Keelings
- Company type: Unlimited company
- Industry: Produce
- Founded: 1926; 100 years ago
- Headquarters: North of Dublin, Ireland
- Area served: Ireland
- Products: Strawberries, raspberries, blueberries, blackberries, cherries, apples, pineapples, peppers
- Owner: Joe Keeling
- Website: keelings.ie

= Keelings =

Irish produce-grower and distributor

Keelings is a major produce grower and distributor operating at St. Margaret's, County Dublin, Ireland.

The Keeling family began growing fruit in 1926 and the business continues to be operated by the Keeling family.

The brand specialises in strawberries, blueberries and blackberries, with growing capacity for 100 million strawberries annually.

== History ==
Keelings is Ireland's largest fruit and vegetable distributor. Keelings is a 100% family-owned business and has been producing fruit and salads on its farms in North Dublin since the 1930s. Caroline Keeling is the CEO, a part of the 3rd generation of Keelings to run the family business, having taken over from her father in 2006 as CEO after working her way up the ranks from when she first joined the business in 1994 as technical manager.
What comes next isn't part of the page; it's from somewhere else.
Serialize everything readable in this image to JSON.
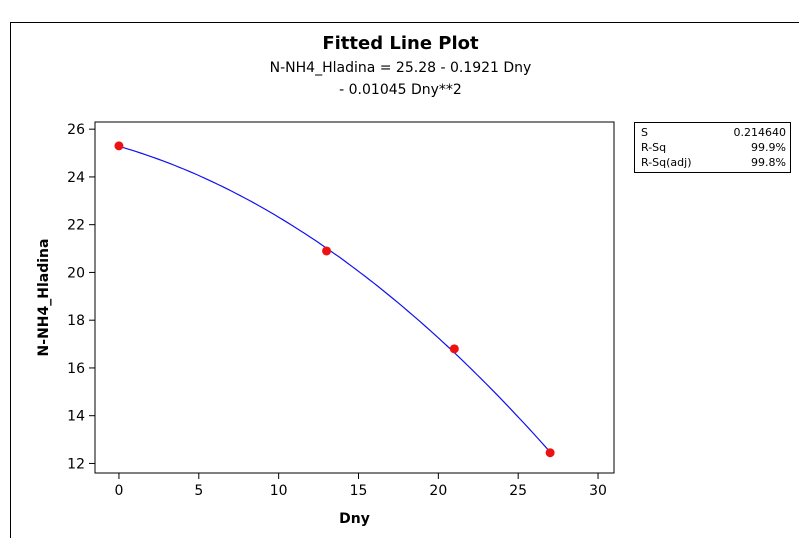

Since 2006, the company has expanded to include 5 divisions (Keelings Retail, Keelings Farm Fresh, Keelings Market, Keelings International and Keelings Solutions) with operations in the UK, Europe and Asia.

During the COVID-19 pandemic in the Republic of Ireland the company gained widespread controversy over its decision to hire seasonal workers from Bulgaria and elsewhere in Eastern Europe during the government-mandated lockdown. The company indicated that it had problems recruiting sufficient pickers locally, and that the skilled workers flown in would start work only after the required self-isolation period was completed.